Why is std::mutex taking a long, highly irregular amount of time to be shared?

Question

This code demonstrates that the mutex is being shared between two threads, but one thread has it nearly all of the time.

#include <thread>
#include <mutex>
#include <iostream>

#include <unistd.h>

int main ()
{
    std::mutex m;

    std::thread t ([&] ()
    {
        while (true)
        {
            {
                std::lock_guard <std::mutex> thread_lock (m);

                sleep (1); // or whatever
            }
            std::cerr << "#";
            std::cerr.flush ();
        }
    });

    while (true)
    {
        std::lock_guard <std::mutex> main_lock (m);
        std::cerr << ".";
        std::cerr.flush ();
    }
}

Compiled with g++ 7.3.0 on Ubuntu 18.04 4.15.0-23-generic.
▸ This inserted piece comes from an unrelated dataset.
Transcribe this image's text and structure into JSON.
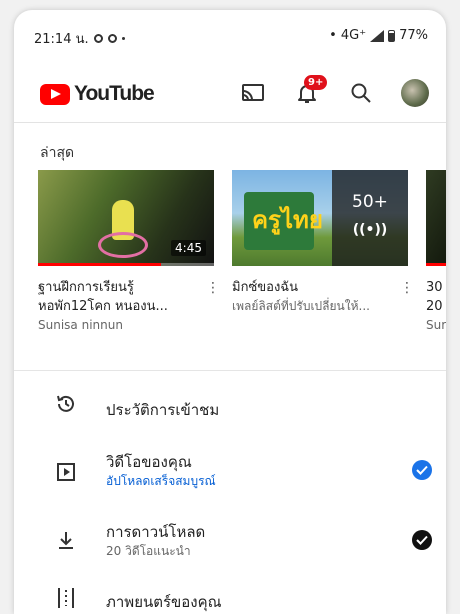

The output is a mix of both # and . characters, showing that the mutex is being shared, but the pattern is surprising. Typically something like this:

.......#####..........................##################......................##

i.e. the thread_lock locks the mutex for a very long time. After several or even tens of seconds, the main_lock receives control (briefly) then the thread_lock gets it back and keeps it for ages. Calling std::this_thread::yield() doesn't change anything.

Why are the two mutexes not equally likely to gain the lock, and how can I make the mutex be shared in a balanced fashion?

Answer 1

std::mutex isn't designed to be fair. It doesn't guarantee that the order of locking is kept, you're either lucky to get the lock or not.

If you want more fairness, consider using a std::condition_variable like so :

#include <thread>
#include <mutex>
#include <iostream>
#include <condition_variable>

#include <unistd.h>

int main ()
{
    std::mutex m;
    std::condition_variable cv;
    std::thread t ([&] ()
    {
        while (true)
        {
            std::unique_lock<std::mutex> lk(m);
            std::cerr << "#";
            std::cerr.flush ();
            cv.notify_one();
            cv.wait(lk);
        }
    });

    while (true)
    {
        std::unique_lock<std::mutex> lk(m);
        std::cerr << ".";
        std::cerr.flush ();
        cv.notify_one();
        cv.wait(lk);
    }
}

Answer 2

Making std::mutex fair would have a cost. And in C++ you don't pay for what you don't ask for.

You could write a locking object where the party releasing the lock cannot be the next one to get it. More advanced, you could write one where this only occurs if someone else is waiting.

Here is a quick, untested stab at a fair mutex:

struct fair_mutex {
  void lock() {
    auto l = internal_lock();
    lock(l);
  }
  void unlock() {
    auto l = internal_lock();
    in_use = false;
    if (waiting != 0) {
      loser=std::this_thread::get_id();
    } else {
      loser = {};
    }
    cv.notify_one();
  }
  bool try_lock() {
    auto l = internal_lock();
    if (in_use) return false;
    lock(l);
    return true;
  }
private:
  void lock(std::unique_lock<std::mutex>&l) {
    ++waiting;
    cv.wait( l, [&]{ return !in_use && std::this_thread::get_id() != loser; } );
    in_use = true;
    --waiting;
  }
  std::unique_lock<std::mutex> internal_lock() const {
    return std::unique_lock<std::mutex>(m);
  }
  mutable std::mutex m;
  std::condition_variable cv;
  std::thread::id loser;
  bool in_use = false;
  std::size_t waiting = 0;
};

it is "fair" in that if you have two threads contending over a resource, they will take turns. If someone is waiting on a lock, anyone giving up the lock won't grab it again.

This is, however, threading code. So I might read it over, but I wouldn't trust my first attempt to write anything.

You could extend this (at increasing cost) to be n-way fair (or even omega-fair) where if there are up to N elements waiting, they all get their turn before the releasing thread gets another chance.